Sunday, July 28, 2013

Quinnism

"I'm tired of all this idiocrasy!"

Maybe he's said that before, but I'm not sure if I've posted it.

Buddy, I'm tired of all the idiocrasy too.  Maybe the voters will show up and make some changes in 2014.

Wednesday, July 24, 2013

Never look a Gifting Neighbor in the Mouth

Mrs. Other Neighbor walked over last night to give me a "hand painted" ceramic vase.  She told me that she couldn't use it anymore, but that she and her sister had bought it in Rockford from a pottery store.  I thanked her and chatted briefly before heading back inside, so thankful that I hadn't read the bottom of the vase while we were speaking.  On a bright orange sticker were the words, "Big Lots  $4.99."

New Term Overheard

Unnecessary Manslaughter.

Quinn was pretty close.

Sunday, July 21, 2013

Easton's Plea

My five-year-old nephew, Easton really wants some new swimming trunks.  I heard him exclaim, "But, Mom!  I need new ones too.  Mine are all growed up out of me!"

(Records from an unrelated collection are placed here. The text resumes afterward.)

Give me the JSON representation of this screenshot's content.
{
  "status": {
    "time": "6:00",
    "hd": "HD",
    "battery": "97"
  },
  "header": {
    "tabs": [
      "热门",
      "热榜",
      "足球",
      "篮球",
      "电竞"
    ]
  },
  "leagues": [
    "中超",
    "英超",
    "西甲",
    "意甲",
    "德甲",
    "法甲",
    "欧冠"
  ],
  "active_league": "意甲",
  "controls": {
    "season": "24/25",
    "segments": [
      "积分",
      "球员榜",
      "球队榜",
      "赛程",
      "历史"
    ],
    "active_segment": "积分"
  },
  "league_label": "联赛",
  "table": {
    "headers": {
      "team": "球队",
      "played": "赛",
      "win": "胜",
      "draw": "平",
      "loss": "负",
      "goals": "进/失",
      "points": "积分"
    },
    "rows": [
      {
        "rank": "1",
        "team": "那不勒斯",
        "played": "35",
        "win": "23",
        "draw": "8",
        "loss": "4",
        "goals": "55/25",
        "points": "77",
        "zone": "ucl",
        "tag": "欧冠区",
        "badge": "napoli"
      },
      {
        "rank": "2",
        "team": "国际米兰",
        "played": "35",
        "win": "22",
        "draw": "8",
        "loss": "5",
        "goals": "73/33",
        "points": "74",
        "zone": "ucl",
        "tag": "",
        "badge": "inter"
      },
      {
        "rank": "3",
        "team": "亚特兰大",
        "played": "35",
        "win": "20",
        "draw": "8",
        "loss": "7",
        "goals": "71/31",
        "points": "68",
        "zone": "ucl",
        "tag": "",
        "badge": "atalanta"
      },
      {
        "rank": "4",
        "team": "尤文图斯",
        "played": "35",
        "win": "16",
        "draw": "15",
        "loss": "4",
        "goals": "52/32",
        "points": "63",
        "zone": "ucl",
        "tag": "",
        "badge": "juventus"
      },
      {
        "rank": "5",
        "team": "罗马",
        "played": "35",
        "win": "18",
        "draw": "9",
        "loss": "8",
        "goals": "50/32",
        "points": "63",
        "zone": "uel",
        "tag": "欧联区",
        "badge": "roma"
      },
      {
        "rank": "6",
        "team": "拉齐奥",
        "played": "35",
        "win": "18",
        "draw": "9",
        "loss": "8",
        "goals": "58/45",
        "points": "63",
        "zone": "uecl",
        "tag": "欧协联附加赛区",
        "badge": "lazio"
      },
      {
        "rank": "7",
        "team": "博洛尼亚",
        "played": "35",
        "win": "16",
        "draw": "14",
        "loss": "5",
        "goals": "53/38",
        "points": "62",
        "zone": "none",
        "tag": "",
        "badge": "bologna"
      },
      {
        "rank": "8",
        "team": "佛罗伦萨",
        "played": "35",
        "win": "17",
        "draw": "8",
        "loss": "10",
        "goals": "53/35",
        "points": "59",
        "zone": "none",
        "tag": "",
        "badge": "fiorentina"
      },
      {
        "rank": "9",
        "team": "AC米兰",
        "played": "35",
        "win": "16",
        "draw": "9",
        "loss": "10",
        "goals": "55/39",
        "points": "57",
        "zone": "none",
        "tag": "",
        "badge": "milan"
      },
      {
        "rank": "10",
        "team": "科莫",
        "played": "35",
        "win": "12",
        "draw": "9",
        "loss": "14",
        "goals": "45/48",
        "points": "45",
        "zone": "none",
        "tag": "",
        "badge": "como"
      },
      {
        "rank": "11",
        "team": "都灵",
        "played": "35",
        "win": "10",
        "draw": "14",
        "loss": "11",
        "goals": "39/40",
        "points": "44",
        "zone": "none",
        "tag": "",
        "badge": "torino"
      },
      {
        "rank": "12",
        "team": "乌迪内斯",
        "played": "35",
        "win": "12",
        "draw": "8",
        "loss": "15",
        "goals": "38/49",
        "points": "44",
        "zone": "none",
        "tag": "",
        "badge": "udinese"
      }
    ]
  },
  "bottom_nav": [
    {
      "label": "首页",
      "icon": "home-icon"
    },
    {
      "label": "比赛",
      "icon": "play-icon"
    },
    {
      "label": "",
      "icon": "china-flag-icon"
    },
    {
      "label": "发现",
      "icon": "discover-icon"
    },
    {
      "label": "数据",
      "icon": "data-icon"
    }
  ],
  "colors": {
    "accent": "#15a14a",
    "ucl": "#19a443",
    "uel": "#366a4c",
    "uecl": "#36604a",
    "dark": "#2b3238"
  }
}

I'm pretty sure he was saying that he had grown out of all his current swimwear.

Tuesday, July 16, 2013

Goals

Rachel's goal for last week was to sign up to take the ACT test again.  It took her three hours on the computer.  Maybe we should re-think her not taking her ADD medicine over the summer.

My goal for today was to sign up the kids for checking accounts and debit cards.  We took care of that this morning with a minimum balance of $50 each.  Next, I asked them to determine how much money they think they will need each month for expenses such as gas, school lunch, occasional ice cream or movie outing.  Of course, this money will be contingent upon their work for the household.

Quinn decided he could live on $390/month.  Rachel bargained for $275/month.

In the Presence Of

In the presence of Rachel's openly homosexual friend, a young man walked up and asked, "Do you think this shirt makes me look gay?"

Rachel was horrified.  Her friend offered a deep belly-laugh and told the young man that his shirt was "awesome!"